A back door opens and a child gets out.  A little girl with a small backpack adorned with a Disney princess.  Flinch a little as you recognize the twisted irony of that. Happily ever after.

Watch her walk around and get in the other car.  Recognize this for what it is — a contract broken.  A deal that has gone very, very wrong.

Two people who once stood together and said “I do” now say “I don’t.”  A child who never asked to be born is now human currency, passed back-and-forth every weekend like a one dollar bill.

You just witnessed the exchange.  How do you feel?

Me?  I feel no judgment for the decision these two made, only sorrow.  I don’t know the circumstances.  The Redhead and I could have easily been the parties in this transaction many times, and not so many years ago.

Yet I feel somehow complicit in what you saw.  My generation started this wreckage at this level.  I can count on one hand the number of my childhood friends whose parents were divorced.

Why?  I have no answers or excuses.  We children of the ’60’s.  We started a cycle of sadness that will not be easily reversed.

Two lives joined “in the sight of God and all these witnesses” is no fairy tale of continuous happiness.  “To love, honor and cherish, forsaking all others as long as you both shall live” is not a Sunday in the park.

Sometimes it results in Sunday in the parking lot.

The princess?  May she live happily ever after.

 

 

 

5 thoughts on “The Exchange

  1. I submit that your generation did not start this. Mine did.
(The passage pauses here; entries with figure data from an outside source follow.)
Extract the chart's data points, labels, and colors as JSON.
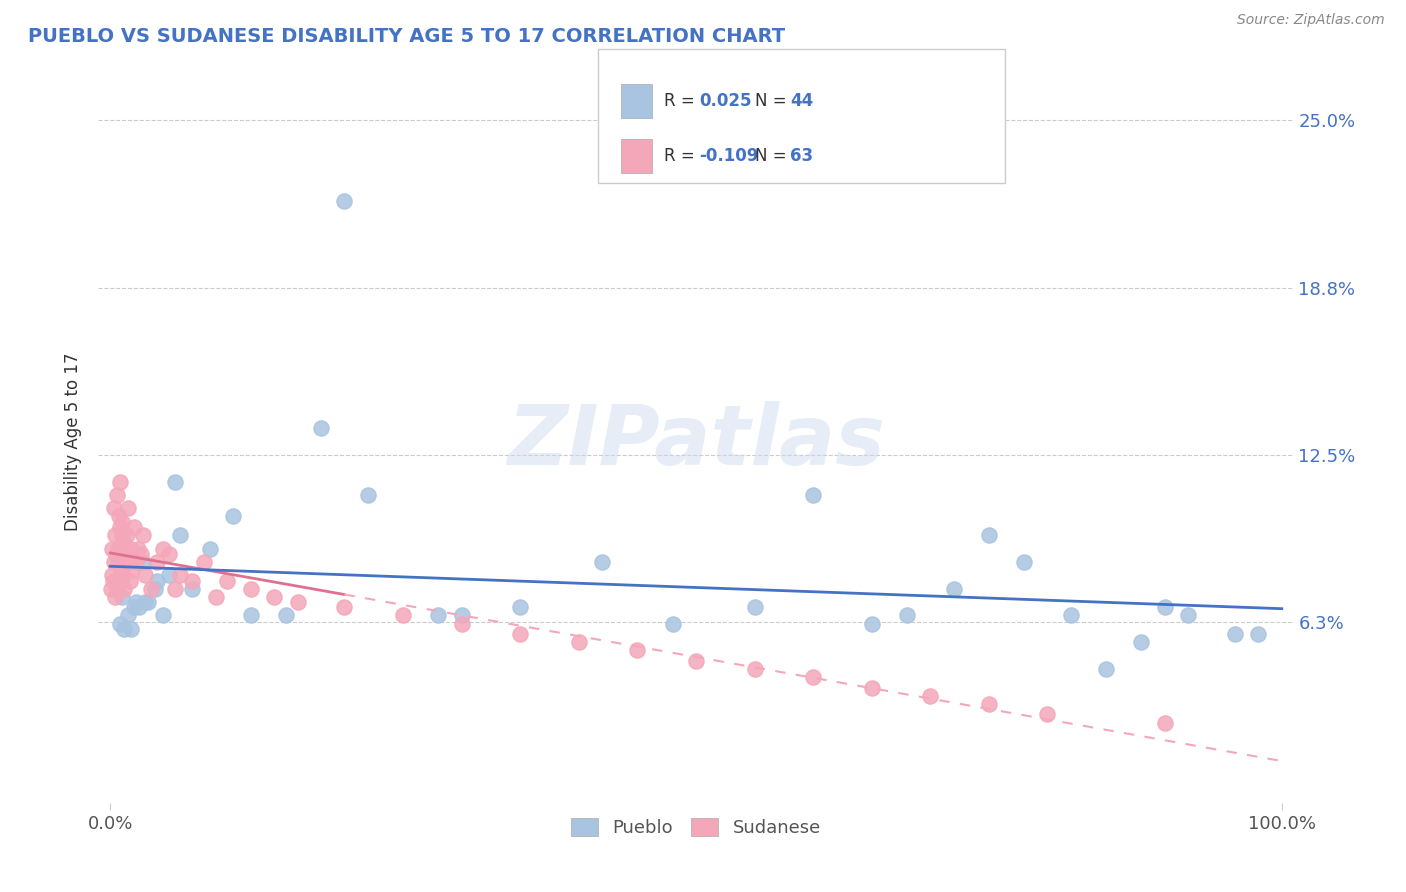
{
  "title": "PUEBLO VS SUDANESE DISABILITY AGE 5 TO 17 CORRELATION CHART",
  "source_text": "Source: ZipAtlas.com",
  "ylabel": "Disability Age 5 to 17",
  "xlim": [
    0,
    100
  ],
  "ylim": [
    0,
    25
  ],
  "yticks": [
    6.25,
    12.5,
    18.75,
    25.0
  ],
  "ytick_labels": [
    "6.3%",
    "12.5%",
    "18.8%",
    "25.0%"
  ],
  "xticks": [
    0,
    100
  ],
  "xtick_labels": [
    "0.0%",
    "100.0%"
  ],
  "pueblo_color": "#a8c4e0",
  "sudanese_color": "#f4a7b9",
  "pueblo_line_color": "#4472c4",
  "sudanese_line_solid_color": "#e07090",
  "sudanese_line_dashed_color": "#f4a7b9",
  "watermark": "ZIPatlas",
  "legend_R_pueblo": "0.025",
  "legend_N_pueblo": "44",
  "legend_R_sudanese": "-0.109",
  "legend_N_sudanese": "63",
  "pueblo_x": [
    1.5,
    2.0,
    3.2,
    4.5,
    1.0,
    1.8,
    2.5,
    3.8,
    0.8,
    2.2,
    5.5,
    18.0,
    10.5,
    22.0,
    28.0,
    35.0,
    42.0,
    55.0,
    60.0,
    65.0,
    72.0,
    78.0,
    85.0,
    88.0,
    92.0,
    96.0,
    2.8,
    4.0,
    6.0,
    8.5,
    12.0,
    30.0,
    48.0,
    68.0,
    75.0,
    82.0,
    90.0,
    98.0,
    1.2,
    3.0,
    5.0,
    7.0,
    15.0,
    20.0
  ],
  "pueblo_y": [
    6.5,
    6.8,
    7.0,
    6.5,
    7.2,
    6.0,
    6.8,
    7.5,
    6.2,
    7.0,
    11.5,
    13.5,
    10.2,
    11.0,
    6.5,
    6.8,
    8.5,
    6.8,
    11.0,
    6.2,
    7.5,
    8.5,
    4.5,
    5.5,
    6.5,
    5.8,
    8.5,
    7.8,
    9.5,
    9.0,
    6.5,
    6.5,
    6.2,
    6.5,
    9.5,
    6.5,
    6.8,
    5.8,
    6.0,
    7.0,
    8.0,
    7.5,
    6.5,
    22.0
  ],
  "sudanese_x": [
    0.1,
    0.15,
    0.2,
    0.25,
    0.3,
    0.35,
    0.4,
    0.45,
    0.5,
    0.55,
    0.6,
    0.65,
    0.7,
    0.75,
    0.8,
    0.85,
    0.9,
    0.95,
    1.0,
    1.05,
    1.1,
    1.15,
    1.2,
    1.3,
    1.4,
    1.5,
    1.6,
    1.7,
    1.8,
    1.9,
    2.0,
    2.2,
    2.4,
    2.6,
    2.8,
    3.0,
    3.5,
    4.0,
    4.5,
    5.0,
    5.5,
    6.0,
    7.0,
    8.0,
    9.0,
    10.0,
    12.0,
    14.0,
    16.0,
    20.0,
    25.0,
    30.0,
    35.0,
    40.0,
    45.0,
    50.0,
    55.0,
    60.0,
    65.0,
    70.0,
    75.0,
    80.0,
    90.0
  ],
  "sudanese_y": [
    7.5,
    8.0,
    9.0,
    7.8,
    10.5,
    8.5,
    9.5,
    7.2,
    8.8,
    11.0,
    7.5,
    9.0,
    8.5,
    10.2,
    11.5,
    9.8,
    8.2,
    7.8,
    10.0,
    9.5,
    8.0,
    7.5,
    9.2,
    8.8,
    9.5,
    10.5,
    8.5,
    7.8,
    9.0,
    8.2,
    9.8,
    8.5,
    9.0,
    8.8,
    9.5,
    8.0,
    7.5,
    8.5,
    9.0,
    8.8,
    7.5,
    8.0,
    7.8,
    8.5,
    7.2,
    7.8,
    7.5,
    7.2,
    7.0,
    6.8,
    6.5,
    6.2,
    5.8,
    5.5,
    5.2,
    4.8,
    4.5,
    4.2,
    3.8,
    3.5,
    3.2,
    2.8,
    2.5
  ],
  "sudanese_transition_x": 20.0
}
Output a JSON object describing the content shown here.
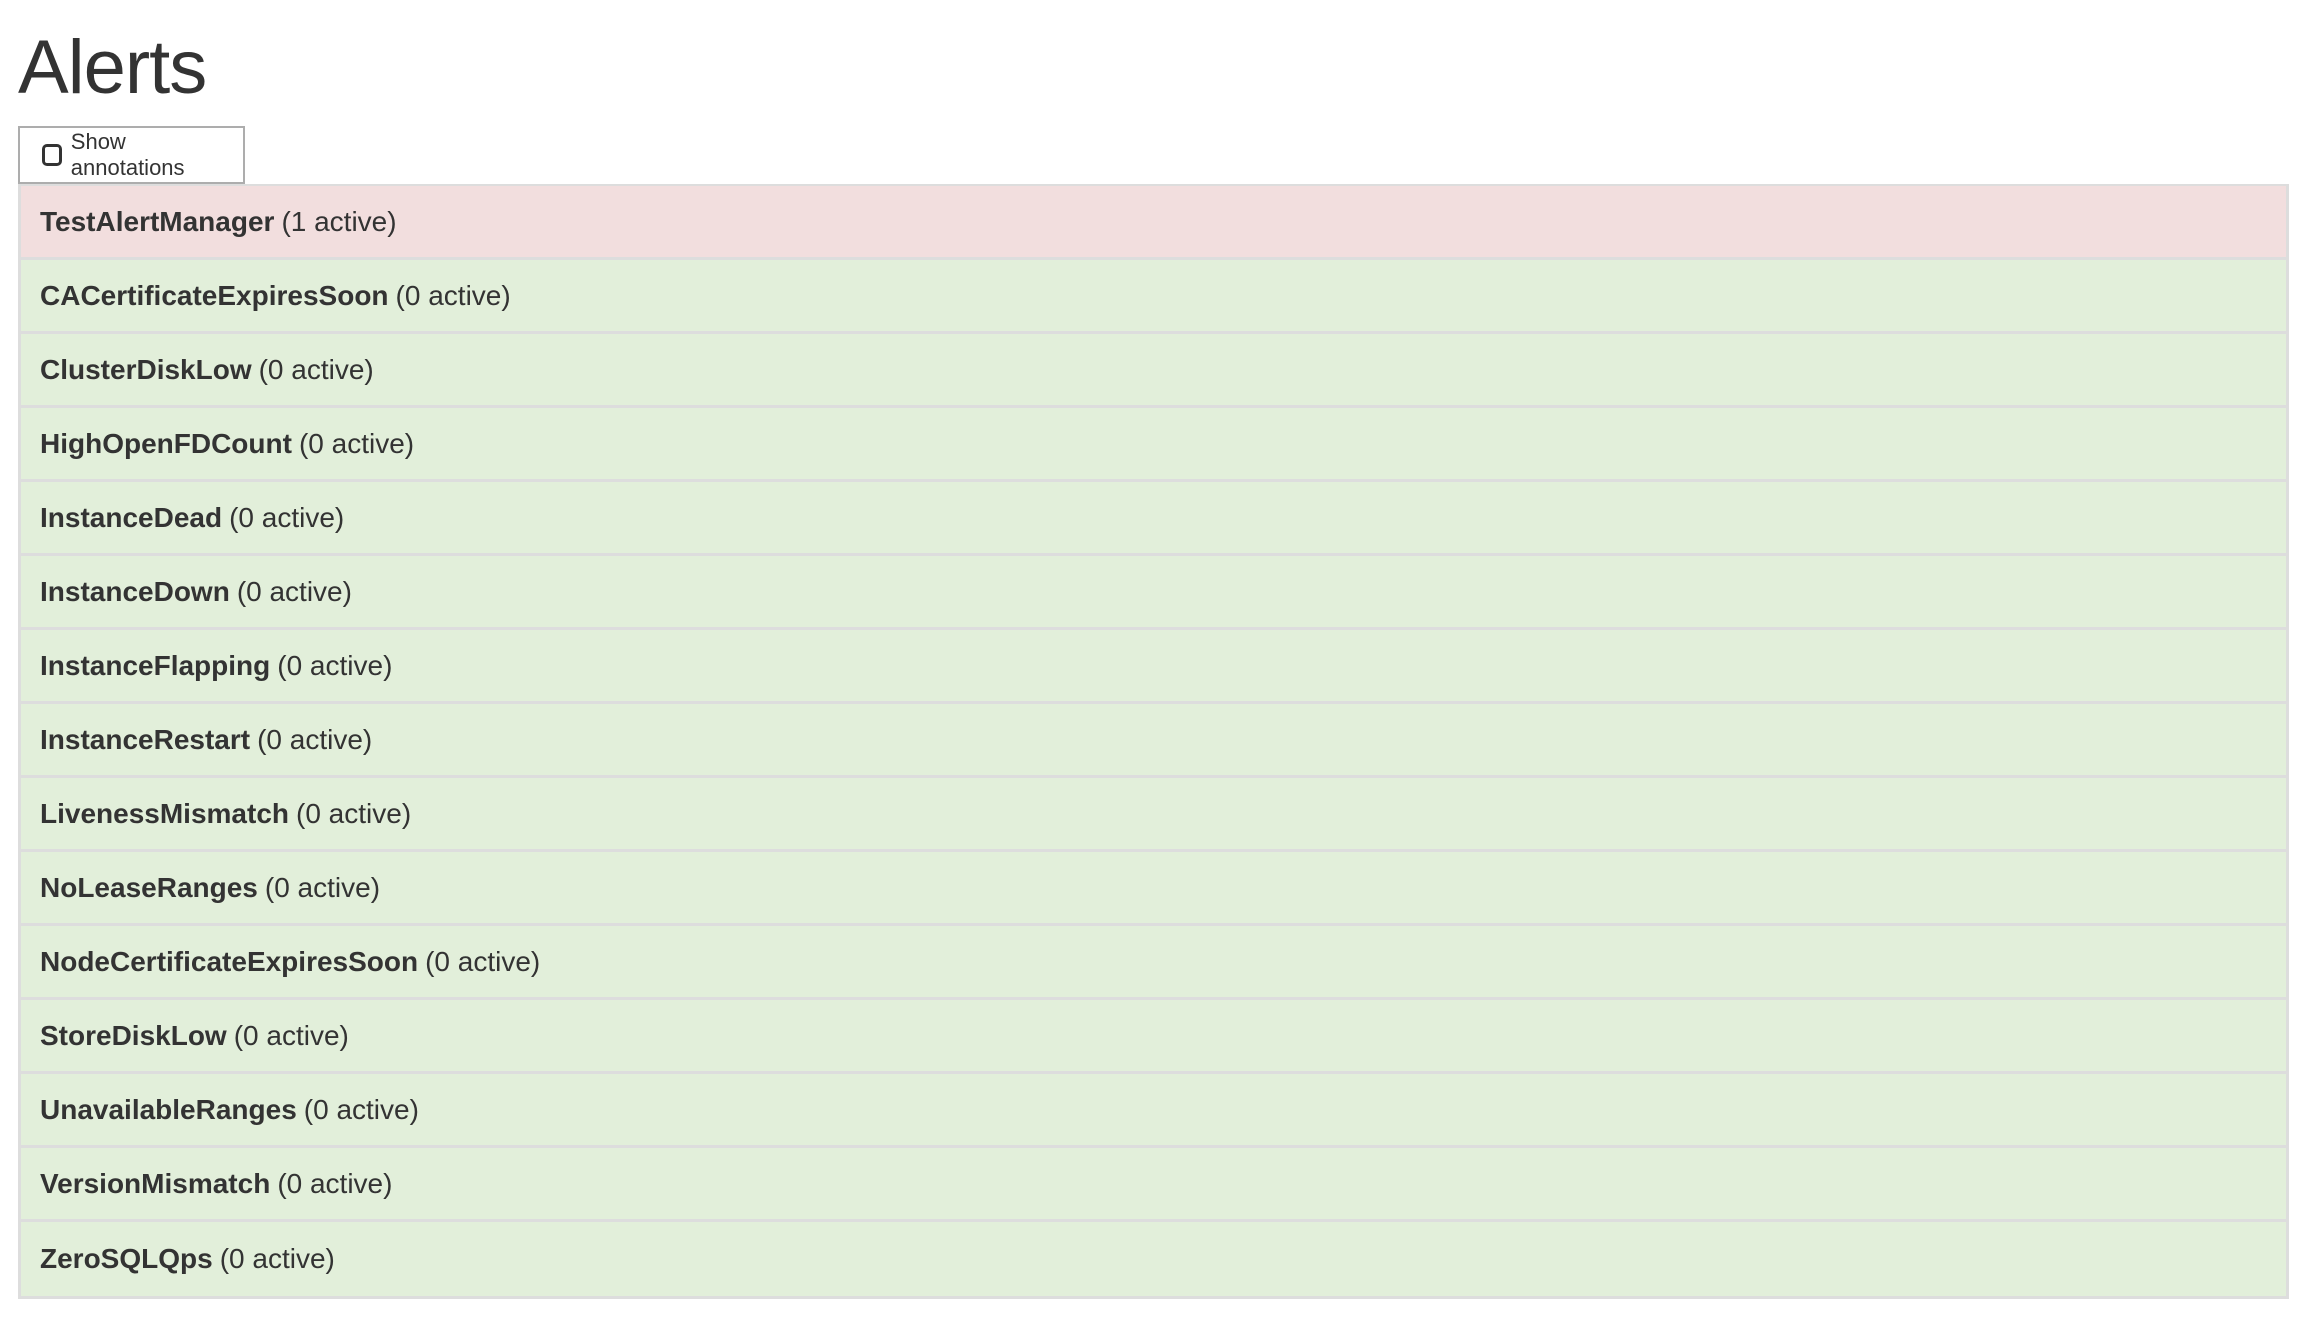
{
  "page": {
    "title": "Alerts"
  },
  "annotations_toggle": {
    "label": "Show annotations",
    "checked": false
  },
  "colors": {
    "firing": "#f2dede",
    "inactive": "#e2efda",
    "border": "#dddddd"
  },
  "alerts": [
    {
      "name": "TestAlertManager",
      "count": "(1 active)",
      "state": "firing"
    },
    {
      "name": "CACertificateExpiresSoon",
      "count": "(0 active)",
      "state": "inactive"
    },
    {
      "name": "ClusterDiskLow",
      "count": "(0 active)",
      "state": "inactive"
    },
    {
      "name": "HighOpenFDCount",
      "count": "(0 active)",
      "state": "inactive"
    },
    {
      "name": "InstanceDead",
      "count": "(0 active)",
      "state": "inactive"
    },
    {
      "name": "InstanceDown",
      "count": "(0 active)",
      "state": "inactive"
    },
    {
      "name": "InstanceFlapping",
      "count": "(0 active)",
      "state": "inactive"
    },
    {
      "name": "InstanceRestart",
      "count": "(0 active)",
      "state": "inactive"
    },
    {
      "name": "LivenessMismatch",
      "count": "(0 active)",
      "state": "inactive"
    },
    {
      "name": "NoLeaseRanges",
      "count": "(0 active)",
      "state": "inactive"
    },
    {
      "name": "NodeCertificateExpiresSoon",
      "count": "(0 active)",
      "state": "inactive"
    },
    {
      "name": "StoreDiskLow",
      "count": "(0 active)",
      "state": "inactive"
    },
    {
      "name": "UnavailableRanges",
      "count": "(0 active)",
      "state": "inactive"
    },
    {
      "name": "VersionMismatch",
      "count": "(0 active)",
      "state": "inactive"
    },
    {
      "name": "ZeroSQLQps",
      "count": "(0 active)",
      "state": "inactive"
    }
  ]
}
We divorced like crazy. My parents’ generation never divorced. Well, very rarely. So don’t blame yourselves.

    Saludos from the throngs of Mexico City.

  2. Statistics speak I guess. I am a child of the mid 50’s with a dissolved marriage in the 80’s. Sadly my son was the little prince who went from car to car on weekends just as the little princess you saw did. Something I feel shameful for when I see this myself. I’m a 52%’er.